The return at Stamford Bridge is a match from which Di Matteo's team probably need maximum points if they are not to lose second place in Group E to Juventus, who are odds-on favourites to beat Denmark's Nordsjaelland in Turin the same night. It is too early to be talking of "must-win" fixtures, but Chelsea have only four points from their first three games and need to reassert themselves if they are to progress.

They hardly looked like Europe's finest in drawing at Swansea on Saturday, when a combination of fatigue, off-the-field distractions and the Welsh team's impressive performance cost Chelsea pole position in the Premier League.

A week after tainting Mark Clattenburg with accusations of racism, they heaped praise on Kevin Friend, who refereed at the Liberty Stadium. Di Matteo said: "I went to see him to congratulate him. He did very well. After everything that has been going on, he showed a lot of common sense, letting the game flow and the players play their game.
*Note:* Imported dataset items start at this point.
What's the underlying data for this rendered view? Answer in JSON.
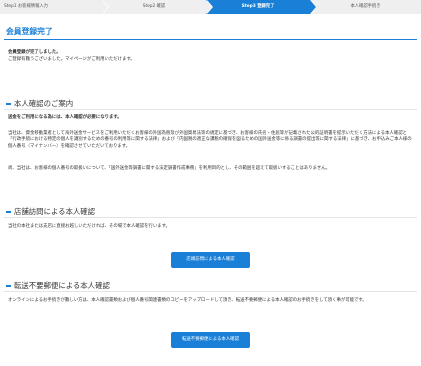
{
  "stepper": {
    "steps": [
      {
        "label": "Step1  お客様情報入力"
      },
      {
        "label": "Step2  確認"
      },
      {
        "label": "Step3  登録完了"
      },
      {
        "label": "本人確認手続き"
      }
    ],
    "active_index": 2
  },
  "page_title": "会員登録完了",
  "complete": {
    "heading": "会員登録が完了しました。",
    "text": "ご登録有難うございました。マイページがご利用いただけます。"
  },
  "identity": {
    "title": "本人確認のご案内",
    "lead": "送金をご利用になる為には、本人確認が必要になります。",
    "p1": "当社は、資金移動業者として海外送金サービスをご利用いただくお客様の外国為替及び外国貿易法等の規定に基づき、お客様の氏名・住居等が記載された公的証明書を提示いただく方法による本人確認と「行政手続における特定の個人を識別するための番号の利用等に関する法律」および「内国税の適正な課税の確保を図るための国外送金等に係る調書の提出等に関する法律」に基づき、お申込みご本人様の個人番号（マイナンバー）を確認させていただいております。",
    "p2": "尚、当社は、お客様の個人番号の取扱いについて、「国外送金等調書に関する法定調書作成事務」を利用目的とし、その範囲を超えて取扱いすることはありません。"
  },
  "store": {
    "title": "店舗訪問による本人確認",
    "text": "当社の本社または支店に直接お越しいただければ、その場で本人確認を行います。",
    "button": "店頭訪問による本人確認"
  },
  "mail": {
    "title": "転送不要郵便による本人確認",
    "text": "オンラインによるお手続きが難しい方は、本人確認書類および個人番号関連書類のコピーをアップロードして頂き、転送不要郵便による本人確認のお手続きをして頂く事が可能です。",
    "button": "転送不要郵便による本人確認"
  },
  "colors": {
    "accent": "#1a7fd6",
    "step_inactive": "#efefef"
  }
}
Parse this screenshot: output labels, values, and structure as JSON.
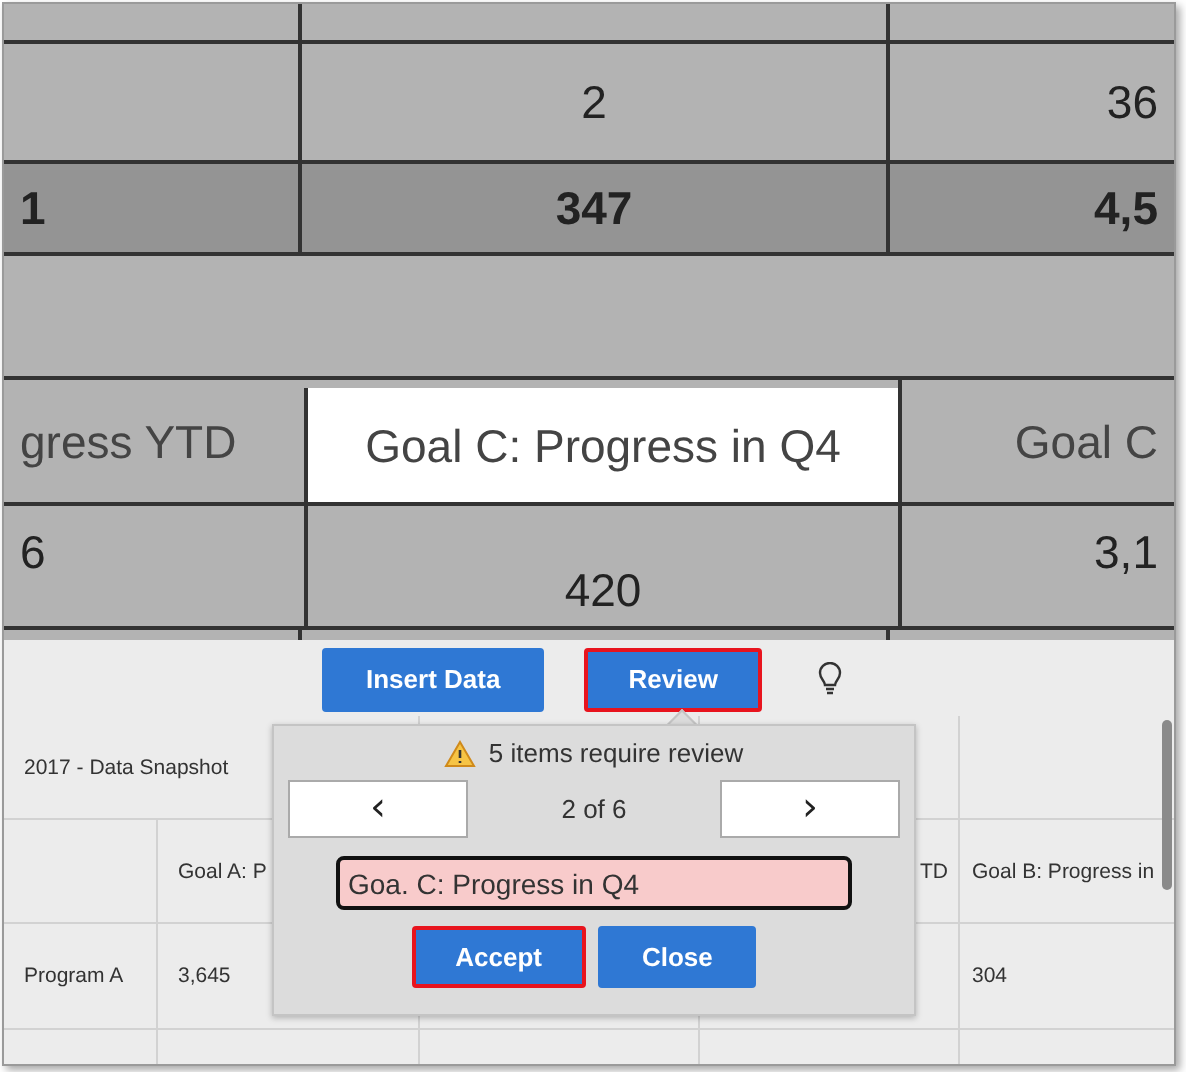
{
  "document_image": {
    "rows": [
      {
        "kind": "top",
        "cells": [
          {},
          {},
          {}
        ]
      },
      {
        "kind": "plain",
        "cells": [
          {},
          {
            "text": "2"
          },
          {
            "text": "36"
          }
        ]
      },
      {
        "kind": "total",
        "cells": [
          {
            "text": "1"
          },
          {
            "text": "347"
          },
          {
            "text": "4,5"
          }
        ]
      },
      {
        "kind": "gap",
        "cells": []
      },
      {
        "kind": "header",
        "cells": [
          {
            "text": "gress YTD",
            "highlighted": false
          },
          {
            "text": "Goal C: Progress in Q4",
            "highlighted": true
          },
          {
            "text": "Goal C",
            "highlighted": false
          }
        ]
      },
      {
        "kind": "value",
        "cells": [
          {
            "text": "6"
          },
          {
            "text": "420"
          },
          {
            "text": "3,1"
          }
        ]
      },
      {
        "kind": "top",
        "cells": [
          {},
          {},
          {}
        ]
      }
    ]
  },
  "toolbar": {
    "buttons": [
      {
        "label": "Insert Data",
        "selected": false
      },
      {
        "label": "Review",
        "selected": true
      }
    ]
  },
  "sheet": {
    "title": "2017 - Data Snapshot",
    "rows": [
      {
        "cells": [
          {},
          {
            "text": "Goal A: P"
          },
          {},
          {
            "text": "TD",
            "kind": "covered"
          },
          {
            "text": "Goal B: Progress in"
          }
        ]
      },
      {
        "cells": [
          {
            "text": "Program A"
          },
          {
            "text": "3,645"
          },
          {},
          {},
          {
            "text": "304"
          }
        ]
      },
      {
        "cells": [
          {},
          {},
          {},
          {},
          {}
        ]
      }
    ]
  },
  "review_popup": {
    "message": "5 items require review",
    "prev": "‹",
    "next": "›",
    "position": "2 of 6",
    "value": "Goa. C: Progress in Q4",
    "buttons": [
      {
        "label": "Accept",
        "selected": true
      },
      {
        "label": "Close",
        "selected": false
      }
    ]
  }
}
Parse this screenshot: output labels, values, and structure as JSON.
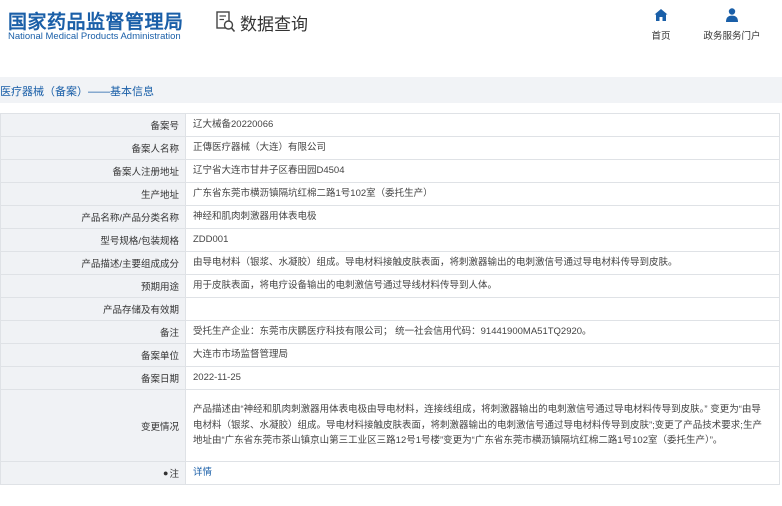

The officials were very good. We tend to criticise them so it's important that we say when they do well. He told me the players helped him to be able to conduct the game in that way."

Nice, but the implicit rider was that Clattenburg had done none of that. Di Matteo added that he had not instructed his team to be on their best behaviour as it was unnecessary. "Generally, they are very good in that respect."

He thought tiredness, after two demanding matches against Manchester United, rather than the racism controversy was at the root of Chelsea's shortcomings. "It was disappointing to concede the equaliser just two minutes from the end, but Swansea are a good team. They played well at Manchester City last week and again in winning at Liverpool in midweek. They are a team with a lot of quality and they'll make it tough for all the top sides."

Smiling, Di Matteo thought it was good to be talking about football for a change. "That's how it should be every week," he said, apparently oblivious to the fact that his own players were responsible for any unwelcome digression.

Chelsea were marginally the better team on Saturday, edging it in terms of possession and chances created, but their play lacked its customary conviction. Understandably some players had heavy legs after their midweek exertions against Manchester United, but just as significant was the absence of the creative Mata.

In an aesthetically pleasing contest, in which both sides played good, constructive football, Chelsea took a deserved lead when Mata's understudy, Victor Moses, backheaded the ball in at the far post after Gary Cahill had nodded down an Eden Hazard corner. Swansea, for all their coherent passing, were not creating chances until Michael Laudrup eschewed caution in pursuit of equality and sent on an extra striker, Danny Graham, effectively switching to 4-2-4.

Another attacking substitute, Nathan Dyer, nearly embarrassed Peter Cech from distance and on 88 minutes boldness had its reward when Itay Shechter laid the ball back to Pablo Hernández who, from 20 yards, drilled it inside Cech's left-hand upright. Graham would have won it at the death without Cahill's last-ditch intervention, but a point apiece was the most equitable outcome.